Texte et Photos : Matthieu Giraudier


Si la commercialisation de l’Alaskan en Europe remonte au début du mois de septembre 2017, l’idée de lancer un pick-up circule chez la marque au losange depuis quelques années déjà. Les concepts-car Renault Duster Oroch puis Renault Alaskan Concept en avaient été la démonstration, des études qui se sont avérées être, au final, des véhicules quasi-finis et maintenant commercialisés.

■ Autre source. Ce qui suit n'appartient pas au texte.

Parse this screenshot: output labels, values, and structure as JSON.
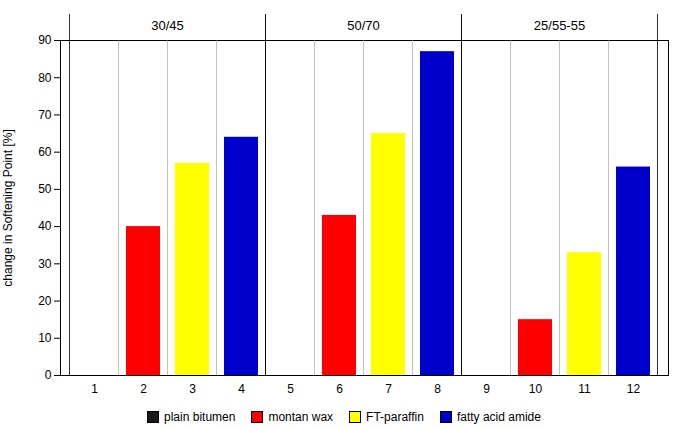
{
  "chart_data": {
    "type": "bar",
    "ylabel": "change in Softening Point [%]",
    "categories": [
      "1",
      "2",
      "3",
      "4",
      "5",
      "6",
      "7",
      "8",
      "9",
      "10",
      "11",
      "12"
    ],
    "series": [
      {
        "name": "plain bitumen",
        "color": "#1A1A1A",
        "values": [
          null,
          null,
          null,
          null,
          null,
          null,
          null,
          null,
          null,
          null,
          null,
          null
        ]
      },
      {
        "name": "montan wax",
        "color": "#FF0000",
        "values": [
          null,
          40,
          null,
          null,
          null,
          43,
          null,
          null,
          null,
          15,
          null,
          null
        ]
      },
      {
        "name": "FT-paraffin",
        "color": "#FFFF00",
        "values": [
          null,
          null,
          57,
          null,
          null,
          null,
          65,
          null,
          null,
          null,
          33,
          null
        ]
      },
      {
        "name": "fatty acid amide",
        "color": "#0000CC",
        "values": [
          null,
          null,
          null,
          64,
          null,
          null,
          null,
          87,
          null,
          null,
          null,
          56
        ]
      }
    ],
    "groups": [
      {
        "label": "30/45",
        "categories": [
          "1",
          "2",
          "3",
          "4"
        ]
      },
      {
        "label": "50/70",
        "categories": [
          "5",
          "6",
          "7",
          "8"
        ]
      },
      {
        "label": "25/55-55",
        "categories": [
          "9",
          "10",
          "11",
          "12"
        ]
      }
    ],
    "ylim": [
      0,
      90
    ],
    "yticks": [
      0,
      10,
      20,
      30,
      40,
      50,
      60,
      70,
      80,
      90
    ],
    "grid": false,
    "legend": "bottom"
  }
}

On en vient tout de même à se poser de multiples questions : est-ce bien pertinent de vendre pareils véhicules sous nos latitudes, là où les villes sont plus exiguës, là où les routes sont plus étroites, là où vagabonder hors des voies bituminées n’est pas un exercice si répandu ? Est-ce bien utile d’ajouter un pick-up à la gamme alors que l’alliance Renault-Nissan profite déjà du réputé Navara et que le partenariat industriel avec Mercedes a donné vie au Classe X ? Alaskan, mais qui es-tu ? Une automobile bien à part ou un pâle clone ?

A l’extérieur

L’Alaskan est sans grande surprise basé sur la même plateforme que le Nissan Navara. Et, pick-up oblige, le design ne fait ni dans la finesse à l’avant, ni dans le détail et l’original à l’arrière. La face antérieure est dans un style très européen : bien que la forme globale soit trapue, la grille de radiateur est fine et sobre, en monobloc, et encadrée par des projecteurs full-LED à doubles cellules, au rendu distinctif de la marque. Le bouclier est imposant et intègre avec sobriété les feux antibrouillard. La protection plastique de châssis, couleur chrome, ajoute un petit côté baroudeur à l’ensemble.

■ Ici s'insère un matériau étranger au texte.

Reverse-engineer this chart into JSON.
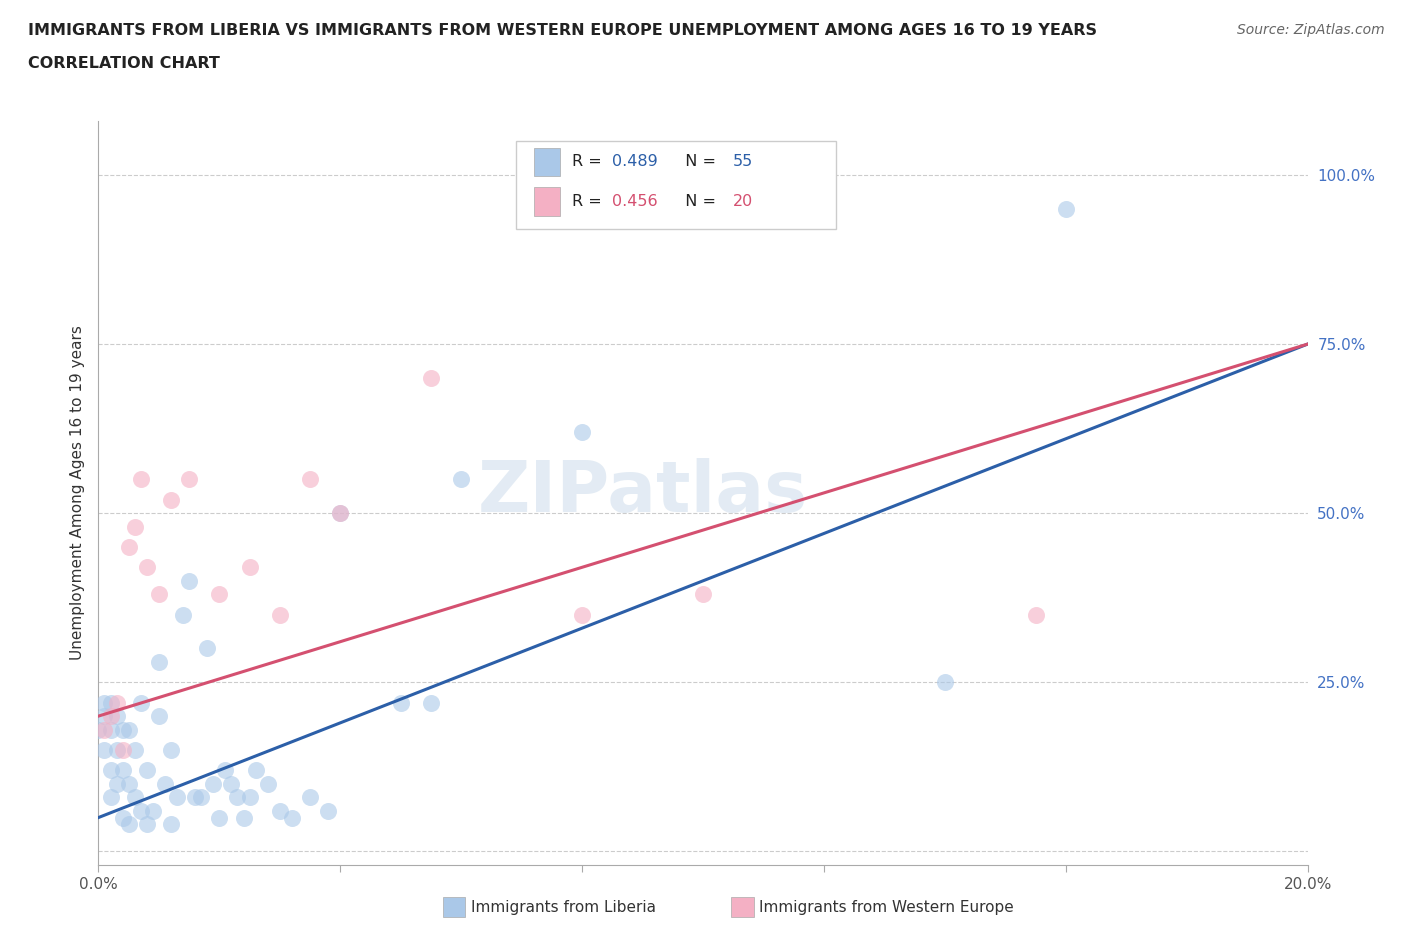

La partie postérieure est très traditionnelle, avec deux colonnes de projecteurs et un bouclier au format contenu, fini chromé sur notre modèle d’essai. Le débattement entre les roues et les arches est particulièrement conséquent, signe clair de la capacité de l’Alaskan à accepter de lourdes charges sur le pont arrière, en plus de lui conférer une habilité à se mouvoir facilement en milieu dégradé.

Avec pareille machine, il me paraît important de s’attarder sur les spécifications purement techniques et utilitaires. Au-delà de lancer à tout rompre moult chiffres, je préfère passer le « Frenchy » dans un comparatif musclé avec deux des rois des pick-up, l’incontournable Ford F-150 et l’iconique Chevrolet Silverado. Un combat inégal contre ces colosses américains, pensez-vous ? Pas si sûr !

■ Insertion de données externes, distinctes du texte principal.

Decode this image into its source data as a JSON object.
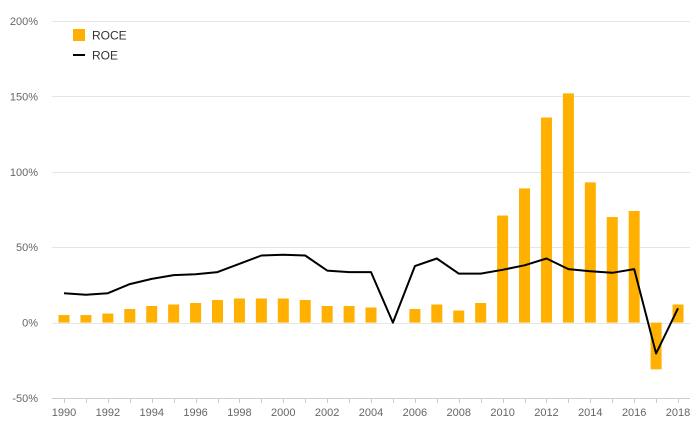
{
  "chart_data": {
    "type": "bar",
    "x": [
      1990,
      1991,
      1992,
      1993,
      1994,
      1995,
      1996,
      1997,
      1998,
      1999,
      2000,
      2001,
      2002,
      2003,
      2004,
      2005,
      2006,
      2007,
      2008,
      2009,
      2010,
      2011,
      2012,
      2013,
      2014,
      2015,
      2016,
      2017,
      2018
    ],
    "x_tick_labels": [
      "1990",
      "1992",
      "1994",
      "1996",
      "1998",
      "2000",
      "2002",
      "2004",
      "2006",
      "2008",
      "2010",
      "2012",
      "2014",
      "2016",
      "2018"
    ],
    "ylim": [
      -50,
      200
    ],
    "y_ticks": [
      -50,
      0,
      50,
      100,
      150,
      200
    ],
    "y_tick_labels": [
      "-50%",
      "0%",
      "50%",
      "100%",
      "150%",
      "200%"
    ],
    "grid": "horizontal",
    "legend_position": "top-left",
    "series": [
      {
        "name": "ROCE",
        "kind": "bar",
        "color": "#ffb000",
        "values": [
          5,
          5,
          6,
          9,
          11,
          12,
          13,
          15,
          16,
          16,
          16,
          15,
          11,
          11,
          10,
          null,
          9,
          12,
          8,
          13,
          71,
          89,
          136,
          152,
          93,
          70,
          74,
          -31,
          12
        ]
      },
      {
        "name": "ROE",
        "kind": "line",
        "color": "#000000",
        "values": [
          19.5,
          18.5,
          19.5,
          25.5,
          29,
          31.5,
          32,
          33.5,
          39,
          44.5,
          45,
          44.5,
          34.5,
          33.5,
          33.5,
          0,
          37.5,
          42.5,
          32.5,
          32.5,
          35,
          38,
          42.5,
          35.5,
          34,
          33,
          35.5,
          -20.5,
          9.5
        ]
      }
    ]
  }
}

Pourtant, l’Alaskan part avec un désavantage : le volume de la benne n’affiche que 1’126 litres, alors que les homologues américains annoncent à minima 1’450 litres dans les versions les plus standards. Pourtant le poids maximal chargeable sur le pont du Renault est de 949 kilos, avec la possibilité d’ajouter une remorque freinée de 3.5 tonnes (750 kilos si non freinée). Et sur ce terrain, les « trucks » US ne font pas aussi bien : un F-150 et un Silverado chargent respectivement 848 et 900 kg et tractent les deux la même masse remorquée maximale, mais pas avec le même moulin que notre Alaskan bien local. En effet, Ford propose en entrée de gamme un 4 cylindres 2.7 L de 350 ch et 540 Nm tandis de Chevrolet met à disposition un V6 de 4.3 L déployant 285 ch et 413 Nm. On est tout de même loin du diesel biturbo 2.3 L de 190 ch et 450 Nm de couple proposé par la firme française. Une efficacité qu’il faut, je pense, saluer.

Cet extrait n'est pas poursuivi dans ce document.